Bir spor salonuna üye misin?
Tom spor salonundan döndü.
Spor salonuna gitmeli.
Ben senin spor salonunda olduğunu düşündüm.
O, spor salonuna yürümedi.
Spor salonu, tören için kullanıldı.
Okulumuzun spor salonu şimdi yapılıyor.
Tom genellikle spor salonuna yürümez.
Tom'un beden eğitimi öğretmeni Mary'nin basketbol antrenörüdür.
Bu gece spor salonuna gidemem.
Spor salonuna gitme zamanı.
Ben spor salonunda çalışmaktan hoşlanırım.
O, spor salonuna yürümedi.
Spor salonuna gitmek gerekiyor.
- Bugün spor salonuna gidecek misin?
- Bugün spor salonuna gitmiyor musun?
Tom bütün öğleden sonra spor salonundaydı.
Tom spor salonunda çalışmayı bıraktı.
Tom spor salonunda, değil mi?
Tom bir spor öğretmeni, değil mi?
Tom spor salonundan 2: 30'da ayrıldı.
Öğretmenler odası ve spor salonu onarılıyor.
Ne sıklıkta spor giysilerini yıkarsın?
Tom genellikle spor salonuna ne zaman gider?
Tom ve Mary balonlarla spor salonunu dekore ettiler.

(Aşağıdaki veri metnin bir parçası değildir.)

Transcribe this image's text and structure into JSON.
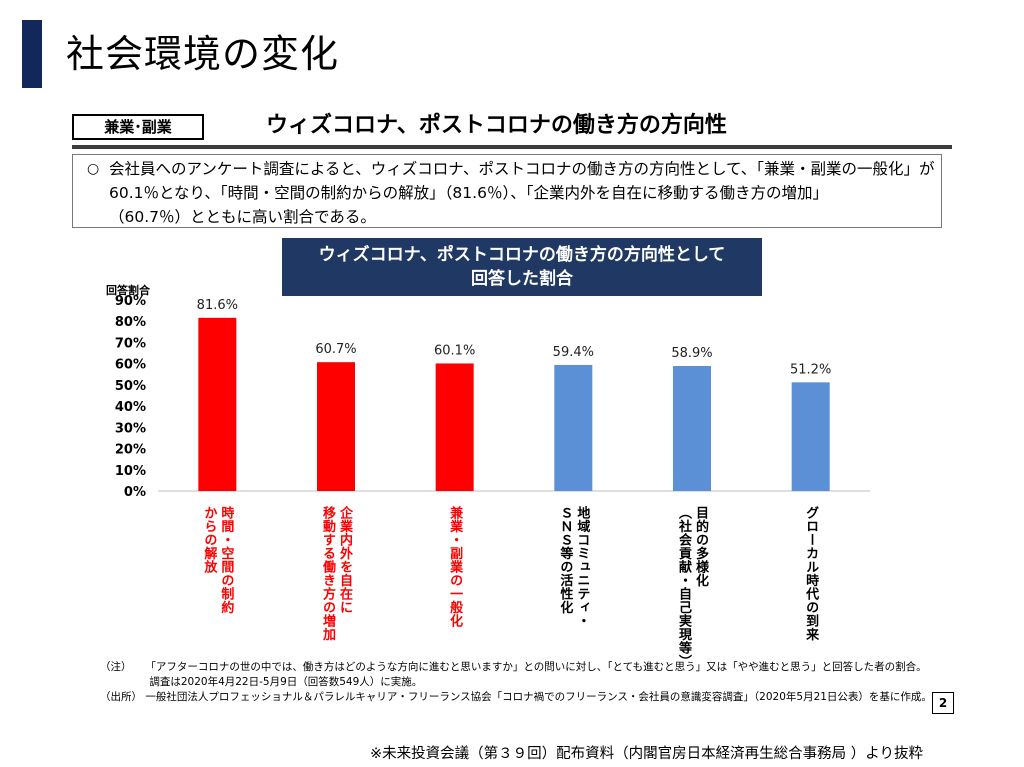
{
  "page_title": "社会環境の変化",
  "tag_label": "兼業･副業",
  "subtitle": "ウィズコロナ、ポストコロナの働き方の方向性",
  "summary": {
    "bullet": "○",
    "line1": "会社員へのアンケート調査によると、ウィズコロナ、ポストコロナの働き方の方向性として、「兼業・副業の一般化」が",
    "line2": "60.1％となり、「時間・空間の制約からの解放」（81.6％）、「企業内外を自在に移動する働き方の増加」",
    "line3": "（60.7％）とともに高い割合である。"
  },
  "chart_data": {
    "type": "bar",
    "title_line1": "ウィズコロナ、ポストコロナの働き方の方向性として",
    "title_line2": "回答した割合",
    "ylabel": "回答割合",
    "ylim": [
      0,
      90
    ],
    "ytick_labels": [
      "90%",
      "80%",
      "70%",
      "60%",
      "50%",
      "40%",
      "30%",
      "20%",
      "10%",
      "0%"
    ],
    "yticks": [
      90,
      80,
      70,
      60,
      50,
      40,
      30,
      20,
      10,
      0
    ],
    "categories": [
      [
        "時間・空間の制約",
        "からの解放"
      ],
      [
        "企業内外を自在に",
        "移動する働き方の増加"
      ],
      [
        "兼業・副業の一般化"
      ],
      [
        "地域コミュニティ・",
        "ＳＮＳ等の活性化"
      ],
      [
        "目的の多様化",
        "（社会貢献・自己実現等）"
      ],
      [
        "グローカル時代の到来"
      ]
    ],
    "values": [
      81.6,
      60.7,
      60.1,
      59.4,
      58.9,
      51.2
    ],
    "value_labels": [
      "81.6%",
      "60.7%",
      "60.1%",
      "59.4%",
      "58.9%",
      "51.2%"
    ],
    "colors": [
      "#ff0000",
      "#ff0000",
      "#ff0000",
      "#5b8fd6",
      "#5b8fd6",
      "#5b8fd6"
    ],
    "label_colors": [
      "#ff0000",
      "#ff0000",
      "#ff0000",
      "#000000",
      "#000000",
      "#000000"
    ],
    "grid": false
  },
  "notes": {
    "note_label": "（注）",
    "note1": "「アフターコロナの世の中では、働き方はどのような方向に進むと思いますか」との問いに対し、「とても進むと思う」又は「やや進むと思う」と回答した者の割合。",
    "note2": "調査は2020年4月22日-5月9日（回答数549人）に実施。",
    "source_label": "（出所）",
    "source_text": "一般社団法人プロフェッショナル＆パラレルキャリア・フリーランス協会「コロナ禍でのフリーランス・会社員の意識変容調査」（2020年5月21日公表）を基に作成。"
  },
  "page_number": "2",
  "footer_source": "※未来投資会議（第３９回）配布資料（内閣官房日本経済再生総合事務局 ）より抜粋"
}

Spor salonu ev mağazasının karşısında.
Birkaç yıl bir spor salonuna katıldım.
Spor salonunda yeni bir yüz fark ettim.
Tom, yerel bir spor salonunda ağırlık antrenmanı yaptı.
Tom bir spor salonunda üçüncü karısıyla tanıştı.
Bu hafta spor salonuna gitmedim.
Leyla parayı spor çantasına koydu.
Tom ve ben aynı spor salonuna gidiyoruz.
Sanırım spor salonuna gitmeliyim.
Tom parayı spor çantasına koydu.
Amanda hemen hemen her gün spor salonuna gider.
Tom bana spor salonuna gideceğini söyledi.
Hoca, spor salonunda sekiz farklı grup oluşturdu.
Tom haftada üç gün spor salonuna gitti.
Hadi spor salonuna gidip birkaç çember atalım.
Bu otelin bir spor salonu ve bir yüzme havuzu vardır.
Okul kapıcısı akşamleyin spor salonunu temizler.
Tom ve Mary aynı spor salonunda çalışma yapıyor.
Tom dün üç saat için spor salonundaydı.
Bana spor salonuna giden yolu gösterebilir misin?
Tom evinin yakınındaki bir spor salonunda egzersiz yapıyor.
Tom egzersiz yapmak için yerel spor salonuna gidiyor
Tom çalıntı parayı spor çantasına koydu.
Oyun oynamayı bırak ve spor salonuna git.
Evinin yakınlarında bir spor salonuna gidiyor.
Tom spor salonunda çok vakit geçiriyor.
Tom spor salonunda haddinden fazla vakit geçiriyor.